The research team studied Lake George, a central Florida lake, from 1993 to 2010 in a project that received more than $2 million from various grants, said Edward J. Phlips, a UF fisheries and aquatic sciences professor who worked on the project.

A study published online Feb. 24 in a journal called Environmental Science and Technology suggests reducing the amount of two nutrients essential to the growth of algae in Lake George and similar bodies of water might control the harmful algae populations, Phlips said. The two nutrients are phosphorus and nitrogen. One of the ways these could be reduced is by controlling the use of fertilizers.

Researchers studied a specific group of algae called cyanobacteria, which sometimes produces toxins that harm aquatic animals and plants.

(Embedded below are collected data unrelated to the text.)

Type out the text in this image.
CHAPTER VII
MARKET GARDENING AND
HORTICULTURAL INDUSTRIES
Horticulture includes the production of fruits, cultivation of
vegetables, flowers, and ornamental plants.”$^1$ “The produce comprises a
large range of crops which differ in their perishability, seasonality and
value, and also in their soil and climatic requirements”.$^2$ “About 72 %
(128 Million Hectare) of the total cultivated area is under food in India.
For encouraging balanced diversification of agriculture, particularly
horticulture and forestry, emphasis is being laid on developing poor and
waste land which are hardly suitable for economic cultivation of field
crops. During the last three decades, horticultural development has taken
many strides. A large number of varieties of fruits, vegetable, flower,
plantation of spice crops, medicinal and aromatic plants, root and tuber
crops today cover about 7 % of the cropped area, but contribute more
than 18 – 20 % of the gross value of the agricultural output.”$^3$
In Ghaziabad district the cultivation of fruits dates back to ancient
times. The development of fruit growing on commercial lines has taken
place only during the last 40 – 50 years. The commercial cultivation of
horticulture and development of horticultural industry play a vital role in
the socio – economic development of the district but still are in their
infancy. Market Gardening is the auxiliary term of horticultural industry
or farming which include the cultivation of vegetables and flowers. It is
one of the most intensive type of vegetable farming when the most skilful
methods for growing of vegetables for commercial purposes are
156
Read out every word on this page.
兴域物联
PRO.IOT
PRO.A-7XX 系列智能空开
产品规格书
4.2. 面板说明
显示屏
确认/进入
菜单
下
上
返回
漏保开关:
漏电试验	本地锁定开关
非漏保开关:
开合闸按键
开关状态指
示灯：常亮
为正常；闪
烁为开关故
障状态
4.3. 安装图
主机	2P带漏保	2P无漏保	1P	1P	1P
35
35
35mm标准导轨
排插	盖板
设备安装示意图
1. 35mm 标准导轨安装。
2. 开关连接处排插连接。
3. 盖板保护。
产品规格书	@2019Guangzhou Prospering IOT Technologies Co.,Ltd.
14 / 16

Researchers collected measurements including algae counts and water temperatures. The dataset was analyzed by a team led by Rafael Muñoz-Carpena, a UF agricultural and biological engineering professor.

“We looked at all these different components of the (lake),” Muñoz-Carpena said.

Phlips said the water management district might use the study’s results to develop strategies to better manage populations of harmful algae.

“We want to, as part of the continuing research on the lake, to evaluate whether what they’ve been doing has led to success and getting the outputs that we think they should,” Phlips said.